Report: Retailers Spent Heavily on Search in Q4

Retail search spend was up 17 percent year over year, but consumers clicked less and spent less after the click.

The responsiveness of U.S. consumers to search advertising continues to reflect uneasiness about the economy and their personal circumstances, according to a report from Efficient Frontier.

Click-through rates on the three major engines — Google, Yahoo, and Bing — fell substantially during the fourth quarter 2009, according to the search agency’s client data, suggesting searchers are doing more comparison shopping and taking longer to transact. They were also skittish after the click: The overall transaction size for Efficient Frontier’s 15 retail clients included in the study was down 5 percent compared with the 2008 holiday season.

“Consumers are more in the mindset of comparison shopping,” said Justin Merickel, VP marketing and new product development for Efficient Frontier. “That’s good for queries, but yield-per-query is down [for the engines]…While impression volumes on all search engines have increased, the click-through rates have dropped. We think this is due to an increase in comparison shopping and longer buying cycles.

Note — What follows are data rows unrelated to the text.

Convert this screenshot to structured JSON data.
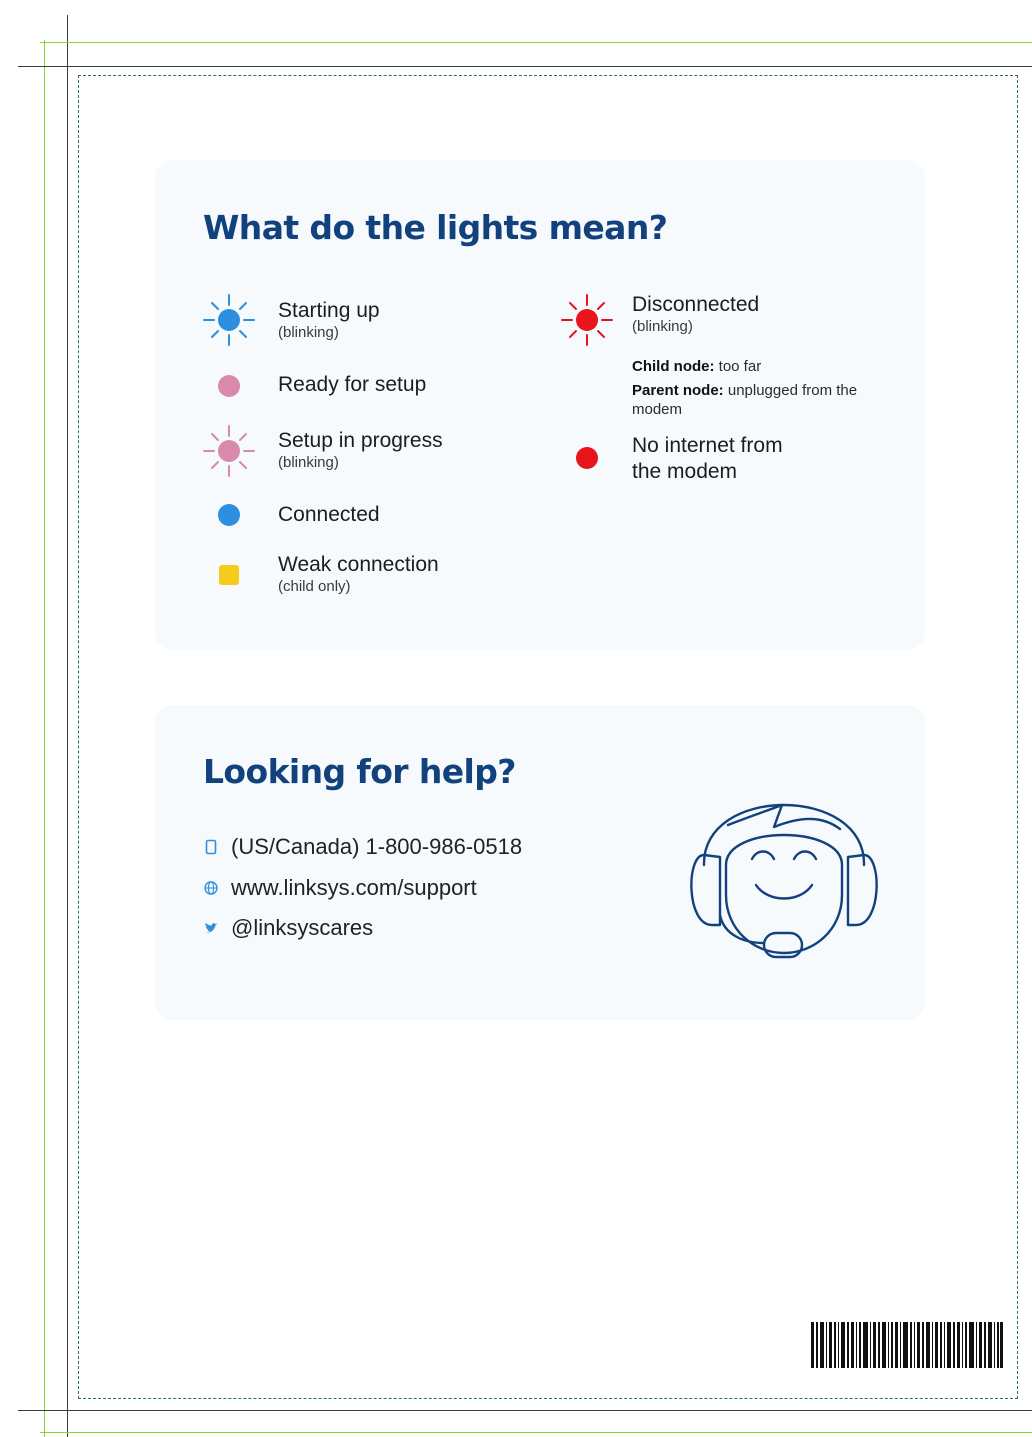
{
  "lights": {
    "title": "What do the lights mean?",
    "left_items": [
      {
        "label": "Starting up",
        "sub": "(blinking)",
        "color": "#2d8fe0",
        "mode": "blinking"
      },
      {
        "label": "Ready for setup",
        "sub": "",
        "color": "#d98aac",
        "mode": "solid"
      },
      {
        "label": "Setup in progress",
        "sub": "(blinking)",
        "color": "#d98aac",
        "mode": "blinking"
      },
      {
        "label": "Connected",
        "sub": "",
        "color": "#2d8fe0",
        "mode": "solid"
      },
      {
        "label": "Weak connection",
        "sub": "(child only)",
        "color": "#f5cc1b",
        "mode": "solid-square"
      }
    ],
    "right_items": [
      {
        "label": "Disconnected",
        "sub": "(blinking)",
        "color": "#e8141c",
        "mode": "blinking"
      },
      {
        "label_line1": "No internet from",
        "label_line2": "the modem",
        "color": "#e8141c",
        "mode": "solid"
      }
    ],
    "notes": [
      {
        "bold": "Child node:",
        "text": " too far"
      },
      {
        "bold": "Parent node:",
        "text": " unplugged from the modem"
      }
    ]
  },
  "help": {
    "title": "Looking for help?",
    "phone": "(US/Canada) 1-800-986-0518",
    "website": "www.linksys.com/support",
    "twitter": "@linksyscares",
    "icons": {
      "phone": "phone-icon",
      "web": "globe-icon",
      "twitter": "twitter-icon",
      "illustration": "support-agent-headset-icon"
    }
  },
  "colors": {
    "heading": "#12427d",
    "card_bg": "#f6fafd",
    "guide_green": "#8fd12e",
    "guide_dark": "#3a3a3a"
  }
}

Despite people’s skittishness, retail advertisers loosened their purse strings considerably during the holiday season. Spend in the retail sector grew 17 percent year on year and 46 percent sequentially during the fourth quarter 2009, according to the report.

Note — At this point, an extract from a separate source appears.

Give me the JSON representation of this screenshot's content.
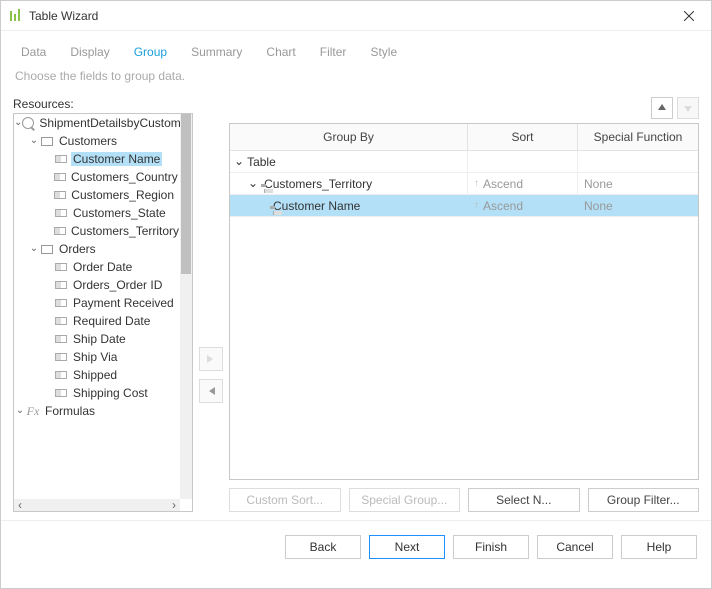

That strong spending growth did not extend to clients in other verticals. Efficient Frontier reported modest 2 percent year-over-year increases in both the finance and automotive verticals, while its travel sector clients spent 20 percent less in aggregate last quarter than they did in Q4 2008. Overall, the agency’s clients saw increases of 6 percent in both sequential quarterly and year-over-year spending.

Also, the rising search spend did not translate into higher click costs. The report found click prices at Google fell 13 percent in aggregate, while Bing’s cost-per-click shrank 15 percent. Yahoo alone saw a year over year increase of 8 percent, possibly because of its recently adopted network quality score.

“There just isn’t as much competition as there was a year ago for these clicks,” said Merickel.

Google benefited more from the boost in retail spending than did its rivals. In that category, it commanded 82.7 percent of ad spending, compared with Yahoo’s 12.5 percent and Bing’s 4.8 percent. By contrast, in the finance sector, Google drew only 60.1 percent of Efficient Frontier’s client spend, while Yahoo nabbed 35.2 percent.

Perhaps because of Google’s strong command of retail dollars, the agency noted Q4 2009 was a weak one for Bing. Microsoft’s search platform grew — barely — in terms of paid click volume, adding 0.1 percent of share to reach 4.6 percent. It lost spending share however, going from 5.3 percent to 5.1 percent.

Meanwhile Yahoo’s share of search spending fell more dramatically. During Q4 its paid click share hit 21 percent of all spending, down from 24.8 percent in the year-ago period. Continued declines could offset Bing’s gains, the company said.

Based on Q4 2009 results, Efficient Frontier believes 2010 spending growth will exceed earlier estimates of 10 to 15 percent.